Olmert must replenish Israel's depleted police and pay new recruits enough money to live on.
By JERUSALEM POST STAFF
While the rest of us are enjoying our Pessah holiday, thousands of police officers are working long hours to maintain public order and protect citizens and visitors. In return for their efforts, Israel's police force is understaffed, underpaid and - judging by the policies of the Treasury - undervalued.
Take what happened at last week's Knesset Internal Affairs Committee session. The Knesset had just approved, in preliminary reading, Kadima MK Shai Hermesh's bill to recruit 10,000 more officers. That sounds like a lot, but it isn't. The force is shorthanded and can barely cope with the challenges posed by a growing population, a more aggressive underworld and ever-pressing security concerns.
Hermesh's bill was a welcome development. Twenty years ago there were four cops per 1,000 civilians. Today, there are two for every 1,000. In the five boroughs of New York City, by comparison, there are roughly five officers per 1,000 citizens.
To its credit, the government initially backed Hermesh's bill which, if fully implemented, would restore the four cops for every 1,000 citizens ratio of two decades ago.
Regrettably, that's not the way things played out. It took only a few weeks for the government to backtrack on its support. In mid-February the news was that, in cooperation with the finance and public security ministers, Prime Minister Ehud Olmert had decided to boost police ranks by 1,000 extra cops during 2008.
Although that would have been only one-tenth of what was originally envisaged, the number was still nothing to scoff at. Olmert seemed to understand the score. On February 17, he said that "There's no other comparable force in the world burdened with as many tasks, obligations and functions. We have convinced the Treasury that the Israel Police must have additional personnel to an extent unprecedented for many years... These new police officers will be assigned to precincts and come in contact with the public to improve their sense of personal safety." Amen to that.

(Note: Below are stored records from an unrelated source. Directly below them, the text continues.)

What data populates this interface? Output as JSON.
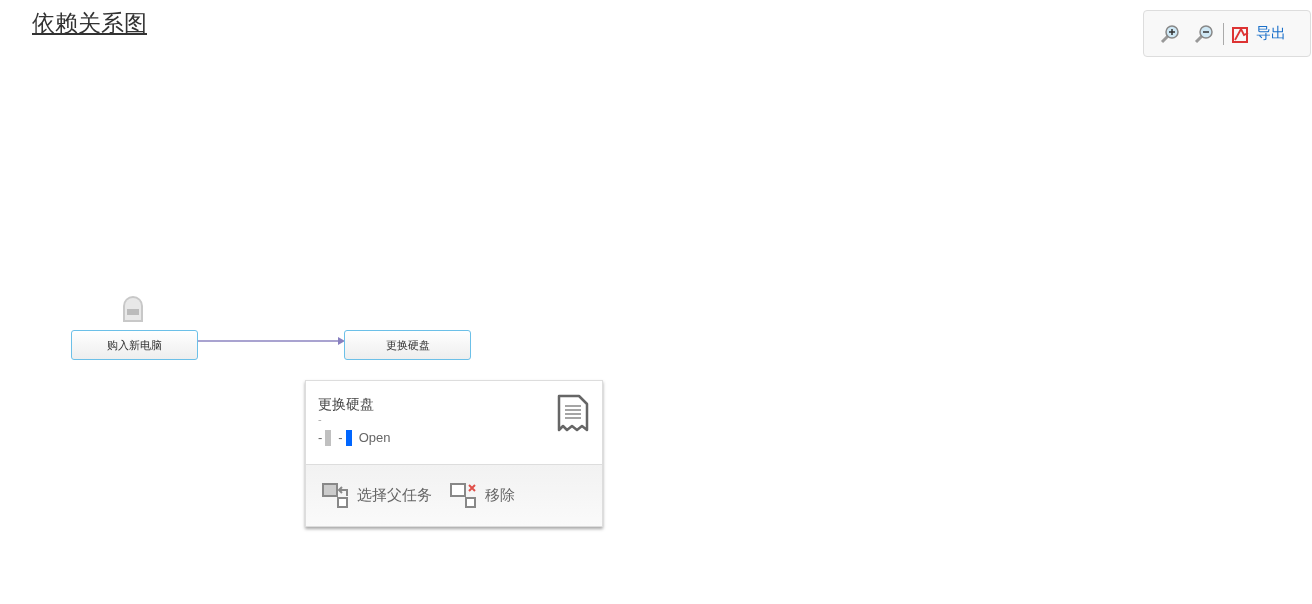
{
  "title": "依赖关系图",
  "toolbar": {
    "export_label": "导出"
  },
  "nodes": [
    {
      "label": "购入新电脑",
      "locked": true
    },
    {
      "label": "更换硬盘",
      "locked": false
    }
  ],
  "popup": {
    "title": "更换硬盘",
    "subtitle": "-",
    "markers": [
      {
        "text": "-",
        "color": "#c0c0c0"
      },
      {
        "text": "-",
        "color": "#0066ff"
      }
    ],
    "status": "Open",
    "actions": [
      {
        "kind": "parent",
        "label": "选择父任务"
      },
      {
        "kind": "remove",
        "label": "移除"
      }
    ]
  }
}
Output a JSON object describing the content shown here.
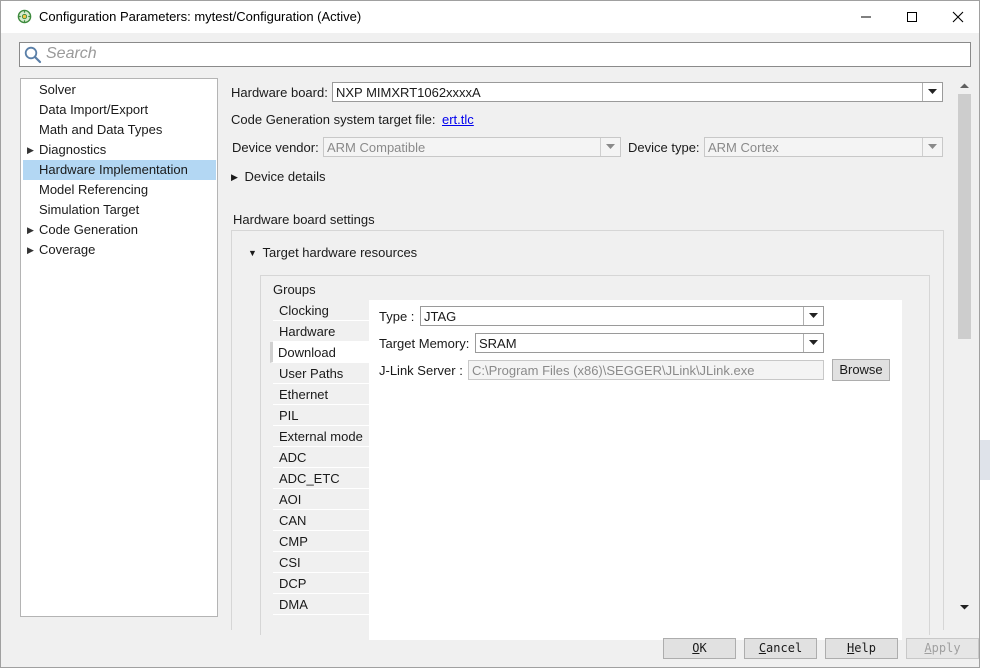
{
  "window": {
    "title": "Configuration Parameters: mytest/Configuration (Active)"
  },
  "search": {
    "placeholder": "Search"
  },
  "tree": {
    "items": [
      {
        "label": "Solver",
        "expandable": false,
        "selected": false
      },
      {
        "label": "Data Import/Export",
        "expandable": false,
        "selected": false
      },
      {
        "label": "Math and Data Types",
        "expandable": false,
        "selected": false
      },
      {
        "label": "Diagnostics",
        "expandable": true,
        "selected": false
      },
      {
        "label": "Hardware Implementation",
        "expandable": false,
        "selected": true
      },
      {
        "label": "Model Referencing",
        "expandable": false,
        "selected": false
      },
      {
        "label": "Simulation Target",
        "expandable": false,
        "selected": false
      },
      {
        "label": "Code Generation",
        "expandable": true,
        "selected": false
      },
      {
        "label": "Coverage",
        "expandable": true,
        "selected": false
      }
    ]
  },
  "hardware": {
    "board_label": "Hardware board:",
    "board_value": "NXP MIMXRT1062xxxxA",
    "target_file_label": "Code Generation system target file:",
    "target_file_link": "ert.tlc",
    "vendor_label": "Device vendor:",
    "vendor_value": "ARM Compatible",
    "type_label": "Device type:",
    "type_value": "ARM Cortex",
    "device_details": "Device details",
    "board_settings": "Hardware board settings",
    "target_resources": "Target hardware resources",
    "groups_label": "Groups",
    "groups": [
      "Clocking",
      "Hardware",
      "Download",
      "User Paths",
      "Ethernet",
      "PIL",
      "External mode",
      "ADC",
      "ADC_ETC",
      "AOI",
      "CAN",
      "CMP",
      "CSI",
      "DCP",
      "DMA"
    ],
    "active_group": "Download",
    "download": {
      "type_label": "Type :",
      "type_value": "JTAG",
      "memory_label": "Target Memory:",
      "memory_value": "SRAM",
      "jlink_label": "J-Link Server :",
      "jlink_value": "C:\\Program Files (x86)\\SEGGER\\JLink\\JLink.exe",
      "browse_label": "Browse"
    }
  },
  "footer": {
    "ok": {
      "mnemonic": "O",
      "rest": "K"
    },
    "cancel": {
      "mnemonic": "C",
      "rest": "ancel"
    },
    "help": {
      "mnemonic": "H",
      "rest": "elp"
    },
    "apply": {
      "mnemonic": "A",
      "rest": "pply"
    }
  },
  "colors": {
    "selection": "#b3d7f3",
    "link": "#0000ee",
    "window_bg": "#f0f0f0"
  }
}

But it was all talk. The figures Olmert presented at a later cabinet session provided for only 200 additional police. And even these 200 were not to be signed-up in one swoop but in several phases. Then the Treasury said that, actually, no more than 60 officers could be enlisted in calendar year 2008.
Knesset member Yitzhak Aharonovitch (Israel Beiteinu), a former deputy police commissioner, said it for all of us: "I don't know whether to laugh or cry..."
YOUNG POLICE recruits fresh out of the IDF can expect a gross monthly salary of NIS 5,000 (and to take home about NIS 4,000). In return, they are often called upon to work long hours in sometimes unpleasant conditions with the constant prospect of life-threatening danger. Some of our younger officers are also part-time college students.
Given their salary and conditions, is it any surprise that 500 cops quit the force in 2007, and that so far this year another 212 have left? Israel's police force is hemorrhaging personnel, while a skimping Treasury runs bureaucratic rings around the Knesset. Meanwhile, to make up the difference, police training courses have been cut and the force is increasingly dependent on volunteers.
What politicians need to understand is that when they promise the public something and don't deliver - and do it time and again across a range of issues - they are undermining trust in the political system. The last thing this country needs is more cynicism and alienation, which is precisely what this government seems to invite.
But it's not too late. Prime Minister Olmert needs to call in Finance Minister Ronnie Bar-On and Ministry Director-General Yoram Ariav the first thing after the holiday. His instructions should be to replenish Israel's depleted law enforcement agency and pay new recruits enough money to live on.
Then Olmert's staff should set a deadline and target numbers for the Treasury to meet. Our safety depends on it.